Energy Transfer Partners, the company responsible for construction of the hotly contentious Dakota Access Pipeline, has another controversial pipeline project with the potential to contaminate drinking water and the environment and destroy an area in Texas described as sacred and environmentally vital — and the ruthless company has been suing landowners to snatch their property for its own profiteering.
Known as the Trans-Pecos pipeline, the relatively short 143-mile project would carry natural gas from western Texas’ Permian Basin — likened to “America’s Saudi Arabia” as the country’s “Most Important Oil and Gas Resource” by Forbes — across the border into Mexico. But this project will run through the state’s pristine, remote Big Bend area, considered sacred to some and an environmental treasure to others, and — despite Texas’ long history of devotion to Big Oil and Gas — has sparked vociferous debate about property rights and corporate power.
“It’s a sacred landscape,” explained Texan David Keller, an archaeologist at Sul Ross State University’s Center for Big Bend Studies, for the Texas Tribune last year. “It truly is the last best place in Texas. When you destroy that landscape, you lose that sense of place.”

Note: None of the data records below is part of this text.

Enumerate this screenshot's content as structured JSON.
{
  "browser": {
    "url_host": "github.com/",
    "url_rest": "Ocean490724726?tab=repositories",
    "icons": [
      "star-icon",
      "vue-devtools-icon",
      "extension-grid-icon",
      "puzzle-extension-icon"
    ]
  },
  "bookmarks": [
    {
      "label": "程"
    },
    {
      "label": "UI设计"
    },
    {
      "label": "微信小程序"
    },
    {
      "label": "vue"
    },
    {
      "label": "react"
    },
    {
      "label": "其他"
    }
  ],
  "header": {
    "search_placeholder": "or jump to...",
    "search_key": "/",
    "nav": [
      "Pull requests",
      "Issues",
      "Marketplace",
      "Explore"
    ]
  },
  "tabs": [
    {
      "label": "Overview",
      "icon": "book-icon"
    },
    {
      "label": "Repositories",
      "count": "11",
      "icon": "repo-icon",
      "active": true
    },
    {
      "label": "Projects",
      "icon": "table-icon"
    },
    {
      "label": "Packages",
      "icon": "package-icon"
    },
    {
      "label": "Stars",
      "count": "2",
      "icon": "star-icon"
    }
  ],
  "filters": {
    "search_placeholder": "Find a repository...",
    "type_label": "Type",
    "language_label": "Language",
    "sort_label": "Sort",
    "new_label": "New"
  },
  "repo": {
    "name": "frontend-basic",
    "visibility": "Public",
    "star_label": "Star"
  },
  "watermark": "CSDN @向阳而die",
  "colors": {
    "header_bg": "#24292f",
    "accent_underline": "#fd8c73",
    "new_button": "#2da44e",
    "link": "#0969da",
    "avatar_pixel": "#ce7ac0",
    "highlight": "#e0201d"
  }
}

Headed by billionaire Kelcy Warren, Energy Transfer Partners (ETP) has taken 40 Big Bend ranchers to court with eminent domain lawsuits to wrest them of their property under the premise the pipeline would be in the public interest — a claim backed by proponents who say construction and implementation would bring much-needed cash to the area’s impoverished towns.
Although the majority of Texans describe themselves as friendly to Big Oil, the Trans-Pecos pipeline’s Big Bend path exposed a rift the state hadn’t previously experienced.

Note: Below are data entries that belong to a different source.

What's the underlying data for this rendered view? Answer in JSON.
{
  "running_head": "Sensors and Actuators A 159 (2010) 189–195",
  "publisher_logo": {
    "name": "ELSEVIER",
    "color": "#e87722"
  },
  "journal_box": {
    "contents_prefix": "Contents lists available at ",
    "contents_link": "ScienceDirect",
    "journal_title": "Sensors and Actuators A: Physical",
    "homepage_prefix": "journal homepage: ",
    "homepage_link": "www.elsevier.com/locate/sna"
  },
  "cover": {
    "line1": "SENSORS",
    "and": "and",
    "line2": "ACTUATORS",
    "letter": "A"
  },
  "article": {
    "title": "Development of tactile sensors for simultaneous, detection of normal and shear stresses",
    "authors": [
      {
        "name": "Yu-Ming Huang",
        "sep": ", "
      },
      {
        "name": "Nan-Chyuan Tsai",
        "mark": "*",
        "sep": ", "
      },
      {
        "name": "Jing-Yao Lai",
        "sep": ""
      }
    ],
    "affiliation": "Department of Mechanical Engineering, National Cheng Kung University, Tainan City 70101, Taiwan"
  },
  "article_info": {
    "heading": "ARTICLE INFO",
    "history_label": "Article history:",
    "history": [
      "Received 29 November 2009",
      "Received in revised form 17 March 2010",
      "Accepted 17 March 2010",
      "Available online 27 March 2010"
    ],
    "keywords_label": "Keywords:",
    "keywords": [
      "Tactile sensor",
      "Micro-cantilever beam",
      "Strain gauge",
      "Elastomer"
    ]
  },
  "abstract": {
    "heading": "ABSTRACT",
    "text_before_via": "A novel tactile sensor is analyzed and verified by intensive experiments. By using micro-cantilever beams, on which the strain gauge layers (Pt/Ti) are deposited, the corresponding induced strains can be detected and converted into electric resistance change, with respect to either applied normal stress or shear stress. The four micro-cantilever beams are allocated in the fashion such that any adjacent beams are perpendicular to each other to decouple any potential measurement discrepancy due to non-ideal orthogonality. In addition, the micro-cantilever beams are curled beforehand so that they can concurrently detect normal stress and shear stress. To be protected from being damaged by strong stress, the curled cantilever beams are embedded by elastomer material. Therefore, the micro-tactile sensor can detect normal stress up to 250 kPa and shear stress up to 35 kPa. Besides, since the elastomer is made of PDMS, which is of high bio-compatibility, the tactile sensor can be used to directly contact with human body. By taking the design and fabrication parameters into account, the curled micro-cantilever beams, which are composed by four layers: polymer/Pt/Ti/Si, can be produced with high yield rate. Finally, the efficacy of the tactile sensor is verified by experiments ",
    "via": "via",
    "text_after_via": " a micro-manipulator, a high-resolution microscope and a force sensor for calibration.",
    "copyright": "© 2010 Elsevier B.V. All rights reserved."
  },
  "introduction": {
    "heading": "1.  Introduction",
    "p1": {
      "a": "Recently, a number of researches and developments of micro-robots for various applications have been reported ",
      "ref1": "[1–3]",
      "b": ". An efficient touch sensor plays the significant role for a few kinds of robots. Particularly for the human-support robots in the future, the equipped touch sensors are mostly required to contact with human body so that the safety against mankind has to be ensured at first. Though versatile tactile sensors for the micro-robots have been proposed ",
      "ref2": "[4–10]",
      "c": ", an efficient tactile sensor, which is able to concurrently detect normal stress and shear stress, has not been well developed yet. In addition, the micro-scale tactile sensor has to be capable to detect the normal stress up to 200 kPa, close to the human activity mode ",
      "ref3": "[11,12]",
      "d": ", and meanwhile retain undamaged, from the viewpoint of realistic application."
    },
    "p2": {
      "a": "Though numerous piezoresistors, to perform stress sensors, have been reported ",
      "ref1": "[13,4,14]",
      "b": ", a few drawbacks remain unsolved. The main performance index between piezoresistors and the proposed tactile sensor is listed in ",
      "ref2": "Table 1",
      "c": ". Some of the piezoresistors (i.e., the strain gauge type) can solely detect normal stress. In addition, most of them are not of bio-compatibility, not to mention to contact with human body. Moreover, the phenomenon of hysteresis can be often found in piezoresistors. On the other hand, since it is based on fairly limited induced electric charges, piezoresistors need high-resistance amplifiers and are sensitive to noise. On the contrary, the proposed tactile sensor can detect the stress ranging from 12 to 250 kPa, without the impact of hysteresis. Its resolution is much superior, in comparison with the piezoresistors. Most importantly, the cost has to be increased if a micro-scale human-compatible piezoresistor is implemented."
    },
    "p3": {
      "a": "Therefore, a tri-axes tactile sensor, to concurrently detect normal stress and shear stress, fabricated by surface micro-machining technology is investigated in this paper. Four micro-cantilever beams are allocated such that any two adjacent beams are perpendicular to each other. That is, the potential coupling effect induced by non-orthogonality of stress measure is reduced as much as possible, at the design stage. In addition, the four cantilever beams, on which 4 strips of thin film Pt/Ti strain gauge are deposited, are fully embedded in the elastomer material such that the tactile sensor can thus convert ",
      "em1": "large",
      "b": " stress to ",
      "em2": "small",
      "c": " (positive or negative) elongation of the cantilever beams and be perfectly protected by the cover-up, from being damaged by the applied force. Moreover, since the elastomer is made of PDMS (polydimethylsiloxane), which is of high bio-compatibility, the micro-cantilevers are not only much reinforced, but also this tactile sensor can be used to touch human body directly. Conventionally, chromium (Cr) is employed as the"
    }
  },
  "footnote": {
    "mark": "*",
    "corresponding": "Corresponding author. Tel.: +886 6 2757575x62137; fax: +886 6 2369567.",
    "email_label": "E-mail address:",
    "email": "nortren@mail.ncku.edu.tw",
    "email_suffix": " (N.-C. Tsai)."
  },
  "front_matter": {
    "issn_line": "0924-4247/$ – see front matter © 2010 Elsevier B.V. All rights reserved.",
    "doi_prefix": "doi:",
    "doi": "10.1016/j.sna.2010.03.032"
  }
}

“They figure they can just show up and condemn your land,” landowner Tom Beard told the Tribune. Beard and his wife and former Brewster County judge, Val, noted they’d never had concerns about the state’s pervasive oil and gas industry — until they caught a surveyor for ETP trespassing unannounced and unwelcome on their land in March.
“I think energy independence is a good thing,” Val said. “This experience has told me it’s got a downside.”
Environmentalists and ranchers — ordinarily at least somewhat ideologically opposed — have teamed up in a so-far fruitless effort to stop ETP.
Thus far, special commissioners have collectively awarded several landowners just under $3 million in relief, instead of the paltry tens of thousands per ranch the company reportedly offered.
“I received this $18,000 offer and was told I had a week to accept it,” rancher Jeanne Simpson, whose family has lived on the Big Bend property since the 1880s, told Marketplace.
ETP’s offer to Simpson “was amended and raised by the commissioners to close to $700,000. Another landowner who was offered $16,000 was awarded close to $500,000. Another was offered $33,000 and received close to $1 million,” Marketplace reported, evidencing the farcically low assessments by ETP.
“Honestly, I don’t think it’s possible” to give fair compensation, Simpson asserted. “My immediate goal is to receive fair compensation for the damage that’s going to be done to my ranch.”
But the company has nearly limitless funds — millions in damage payouts have done little to halt the progress of pipeline construction, which began in June this year and is slated to be fully operational by March 2017.
“The net of this is you’ve got a $766 million project, and the revenue backed up could be in the billions,” Coyne Gibson, a volunteer with the pipeline opposition Big Bend Conservation Alliance (BBCA), as quoted in the Observer. “If everyone got $1 million, you’re still looking at chump change [for ETP].”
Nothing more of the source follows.